About a third such metrics relate somehow to quality and safety, Lowney says. One is bottom line finance-related. One is the level of charity care.

It's important to balance your own biases, he admits.

"I've been on the board six years, and as an investment banker, my gut instinct is that everything in the world revolves around money. Our journey as a board has taught me that what we have to talk about first is quality in a broad sense—outcomes, patient satisfaction, how engaged and satisfied our physicians are."

CHI's board doesn't have committee reports at every board meeting now—in fact, the only committee that does give a report at the board meeting is the quality committee. Local and regional boards act similarly, he says.

"The most important thing to us as a system is quality, and so the most important thing they can do is ensure we get great outcomes," he says. "When I first joined the board, we'd come to quality and people would start using acronyms on very technical medical stuff, and I'd follow it but half assume the docs on the board would carry the water on the discussion. But we can't operate that way. I say this to board colleagues: If there's a number there and you can't understand it and management can't explain it to you, that's their fault."

Quicker action
Peregrine says much of the problems with boards today extend from one issue: slow decision-making.

But he says what clients often miss with that assessment is that there is a conflict that must be balanced between streamlining decision-making and reducing the size of boards.

"Streamlining is valuable, but downsizing boards, meetings, or contact between the board and management does not necessarily work at the same time the organization is diversifying," he says. "Management wants to limit their load, but at the same time, the law expects more time as the business gets more sophisticated."
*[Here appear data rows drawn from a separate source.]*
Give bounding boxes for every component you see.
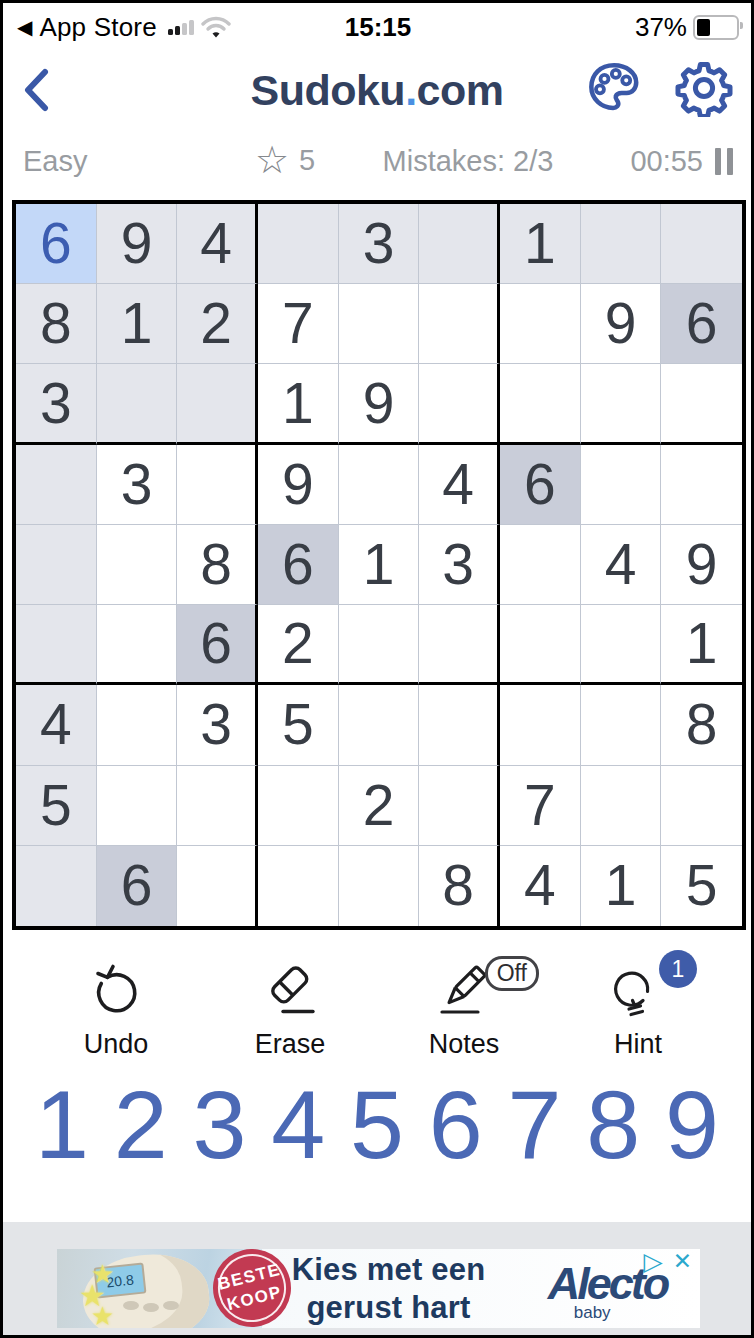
cell-r3c9[interactable] bbox=[661, 364, 742, 444]
cell-r4c2[interactable]: 3 bbox=[97, 445, 178, 525]
cell-r8c5[interactable]: 2 bbox=[339, 766, 420, 846]
cell-r7c2[interactable] bbox=[97, 685, 178, 765]
cell-r9c2[interactable]: 6 bbox=[97, 846, 178, 926]
numpad-8[interactable]: 8 bbox=[586, 1074, 640, 1176]
cell-r8c3[interactable] bbox=[177, 766, 258, 846]
hint-bulb-icon bbox=[610, 964, 666, 1020]
undo-label: Undo bbox=[84, 1029, 149, 1060]
cell-r2c5[interactable] bbox=[339, 284, 420, 364]
cell-r2c6[interactable] bbox=[419, 284, 500, 364]
back-chevron-icon[interactable] bbox=[23, 68, 49, 112]
theme-palette-icon[interactable] bbox=[585, 59, 643, 117]
cell-r7c6[interactable] bbox=[419, 685, 500, 765]
cell-r9c4[interactable] bbox=[258, 846, 339, 926]
adchoices-icon[interactable]: ▷ bbox=[643, 1249, 662, 1274]
numpad-7[interactable]: 7 bbox=[508, 1074, 562, 1176]
mistakes-counter: Mistakes: 2/3 bbox=[383, 145, 554, 178]
cell-r7c7[interactable] bbox=[500, 685, 581, 765]
pause-button[interactable] bbox=[715, 148, 733, 175]
cell-r7c4[interactable]: 5 bbox=[258, 685, 339, 765]
cell-r1c6[interactable] bbox=[419, 204, 500, 284]
cell-r1c9[interactable] bbox=[661, 204, 742, 284]
cell-r2c8[interactable]: 9 bbox=[581, 284, 662, 364]
hint-count-badge: 1 bbox=[659, 950, 697, 988]
cell-r1c7[interactable]: 1 bbox=[500, 204, 581, 284]
numpad-4[interactable]: 4 bbox=[271, 1074, 325, 1176]
cell-r8c2[interactable] bbox=[97, 766, 178, 846]
cell-r8c9[interactable] bbox=[661, 766, 742, 846]
cell-r3c5[interactable]: 9 bbox=[339, 364, 420, 444]
notes-button[interactable]: Off Notes bbox=[379, 964, 549, 1060]
erase-button[interactable]: Erase bbox=[205, 964, 375, 1060]
star-count: 5 bbox=[299, 144, 315, 177]
cell-r5c9[interactable]: 9 bbox=[661, 525, 742, 605]
cellular-signal-icon bbox=[168, 20, 194, 35]
cell-r5c8[interactable]: 4 bbox=[581, 525, 662, 605]
cell-r4c1[interactable] bbox=[16, 445, 97, 525]
numpad-6[interactable]: 6 bbox=[429, 1074, 483, 1176]
notes-pencil-icon bbox=[436, 964, 492, 1020]
back-to-app-store-icon[interactable]: ◀ bbox=[17, 15, 32, 39]
cell-r7c9[interactable]: 8 bbox=[661, 685, 742, 765]
game-info-bar: Easy ☆ 5 Mistakes: 2/3 00:55 bbox=[3, 133, 751, 195]
settings-gear-icon[interactable] bbox=[675, 59, 733, 117]
cell-r7c8[interactable] bbox=[581, 685, 662, 765]
cell-r1c3[interactable]: 4 bbox=[177, 204, 258, 284]
ad-headline: Kies met een gerust hart bbox=[262, 1249, 515, 1328]
cell-r2c2[interactable]: 1 bbox=[97, 284, 178, 364]
ad-banner[interactable]: 20.8 ★ ★ ★ BESTE KOOP Kies met een gerus… bbox=[57, 1249, 700, 1328]
cell-r5c3[interactable]: 8 bbox=[177, 525, 258, 605]
star-decoration-icon: ★ bbox=[91, 1303, 114, 1328]
cell-r6c4[interactable]: 2 bbox=[258, 605, 339, 685]
notes-off-badge: Off bbox=[485, 956, 539, 991]
undo-button[interactable]: Undo bbox=[31, 964, 201, 1060]
timer-value: 00:55 bbox=[630, 145, 703, 178]
cell-r3c2[interactable] bbox=[97, 364, 178, 444]
cell-r9c7[interactable]: 4 bbox=[500, 846, 581, 926]
cell-r5c7[interactable] bbox=[500, 525, 581, 605]
cell-r4c7[interactable]: 6 bbox=[500, 445, 581, 525]
cell-r1c8[interactable] bbox=[581, 204, 662, 284]
cell-r3c7[interactable] bbox=[500, 364, 581, 444]
status-bar: ◀ App Store 15:15 37% bbox=[3, 3, 751, 47]
cell-r3c6[interactable] bbox=[419, 364, 500, 444]
toolbar: Undo Erase Off Notes bbox=[3, 964, 751, 1060]
notes-label: Notes bbox=[429, 1029, 500, 1060]
cell-r5c4[interactable]: 6 bbox=[258, 525, 339, 605]
cell-r8c4[interactable] bbox=[258, 766, 339, 846]
cell-r9c1[interactable] bbox=[16, 846, 97, 926]
cell-r4c5[interactable] bbox=[339, 445, 420, 525]
cell-r8c8[interactable] bbox=[581, 766, 662, 846]
cell-r9c6[interactable]: 8 bbox=[419, 846, 500, 926]
cell-r6c3[interactable]: 6 bbox=[177, 605, 258, 685]
cell-r3c4[interactable]: 1 bbox=[258, 364, 339, 444]
cell-r6c2[interactable] bbox=[97, 605, 178, 685]
cell-r4c3[interactable] bbox=[177, 445, 258, 525]
eraser-icon bbox=[262, 964, 318, 1020]
cell-r5c6[interactable]: 3 bbox=[419, 525, 500, 605]
number-pad: 123456789 bbox=[3, 1060, 751, 1176]
hint-label: Hint bbox=[614, 1029, 662, 1060]
cell-r7c3[interactable]: 3 bbox=[177, 685, 258, 765]
cell-r7c5[interactable] bbox=[339, 685, 420, 765]
score-stars: ☆ 5 bbox=[255, 141, 315, 179]
app-screen: ◀ App Store 15:15 37% Sudoku.com bbox=[0, 0, 754, 1338]
cell-r6c6[interactable] bbox=[419, 605, 500, 685]
star-icon: ☆ bbox=[255, 141, 289, 179]
numpad-3[interactable]: 3 bbox=[193, 1074, 247, 1176]
undo-icon bbox=[88, 964, 144, 1020]
cell-r2c4[interactable]: 7 bbox=[258, 284, 339, 364]
cell-r1c1[interactable]: 6 bbox=[16, 204, 97, 284]
cell-r6c7[interactable] bbox=[500, 605, 581, 685]
cell-r8c7[interactable]: 7 bbox=[500, 766, 581, 846]
cell-r9c9[interactable]: 5 bbox=[661, 846, 742, 926]
cell-r2c9[interactable]: 6 bbox=[661, 284, 742, 364]
cell-r9c3[interactable] bbox=[177, 846, 258, 926]
cell-r5c2[interactable] bbox=[97, 525, 178, 605]
cell-r6c5[interactable] bbox=[339, 605, 420, 685]
numpad-2[interactable]: 2 bbox=[114, 1074, 168, 1176]
cell-r4c4[interactable]: 9 bbox=[258, 445, 339, 525]
numpad-9[interactable]: 9 bbox=[665, 1074, 719, 1176]
cell-r4c9[interactable] bbox=[661, 445, 742, 525]
erase-label: Erase bbox=[255, 1029, 326, 1060]
cell-r9c8[interactable]: 1 bbox=[581, 846, 662, 926]
cell-r9c5[interactable] bbox=[339, 846, 420, 926]
sudoku-board: 694318127963193946861349621435852768415 bbox=[12, 200, 746, 930]
cell-r6c8[interactable] bbox=[581, 605, 662, 685]
battery-percent: 37% bbox=[635, 12, 687, 43]
cell-r8c6[interactable] bbox=[419, 766, 500, 846]
ad-close-icon[interactable]: ✕ bbox=[673, 1249, 692, 1274]
cell-r1c4[interactable] bbox=[258, 204, 339, 284]
cell-r2c3[interactable]: 2 bbox=[177, 284, 258, 364]
cell-r3c1[interactable]: 3 bbox=[16, 364, 97, 444]
cell-r1c5[interactable]: 3 bbox=[339, 204, 420, 284]
cell-r5c1[interactable] bbox=[16, 525, 97, 605]
cell-r3c3[interactable] bbox=[177, 364, 258, 444]
difficulty-label: Easy bbox=[23, 145, 87, 178]
wifi-icon bbox=[201, 16, 231, 39]
cell-r3c8[interactable] bbox=[581, 364, 662, 444]
timer: 00:55 bbox=[630, 145, 733, 178]
numpad-1[interactable]: 1 bbox=[35, 1074, 89, 1176]
cell-r8c1[interactable]: 5 bbox=[16, 766, 97, 846]
back-to-app-store-label[interactable]: App Store bbox=[39, 12, 156, 43]
clock: 15:15 bbox=[345, 12, 412, 43]
cell-r4c8[interactable] bbox=[581, 445, 662, 525]
cell-r1c2[interactable]: 9 bbox=[97, 204, 178, 284]
battery-icon bbox=[693, 15, 739, 40]
cell-r6c1[interactable] bbox=[16, 605, 97, 685]
bottom-strip: 20.8 ★ ★ ★ BESTE KOOP Kies met een gerus… bbox=[3, 1222, 751, 1335]
header: Sudoku.com bbox=[3, 47, 751, 133]
hint-button[interactable]: 1 Hint bbox=[553, 964, 723, 1060]
cell-r2c7[interactable] bbox=[500, 284, 581, 364]
cell-r7c1[interactable]: 4 bbox=[16, 685, 97, 765]
cell-r2c1[interactable]: 8 bbox=[16, 284, 97, 364]
cell-r4c6[interactable]: 4 bbox=[419, 445, 500, 525]
numpad-5[interactable]: 5 bbox=[350, 1074, 404, 1176]
cell-r6c9[interactable]: 1 bbox=[661, 605, 742, 685]
cell-r5c5[interactable]: 1 bbox=[339, 525, 420, 605]
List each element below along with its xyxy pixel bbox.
For example, audit, finance, and compliance are all in one committee for some organizations, but Peregrine says be careful where you streamline.

"Are you really able to give justice to all those responsibilities in that structure? As boards become bigger and more diversified, the demands on board members are increasing, and much more is expected. You're a director of a nine- to 10-figure business. Expectations are much higher. It's not like the old days where you are a member of the board but the CEO did all the heavy lifting."

For his part, Lowney says all the changes surrounding governance in healthcare can seem overwhelming.

"But that's one of the ironies. The things that make it very challenging and sometimes frustrating to be on this kind of a board is what also makes it exciting and rewarding," he says. "There's so much change around us, and nobody can just read a blueprint to make it succeed."

Philip Betbeze is the senior leadership editor at HealthLeaders.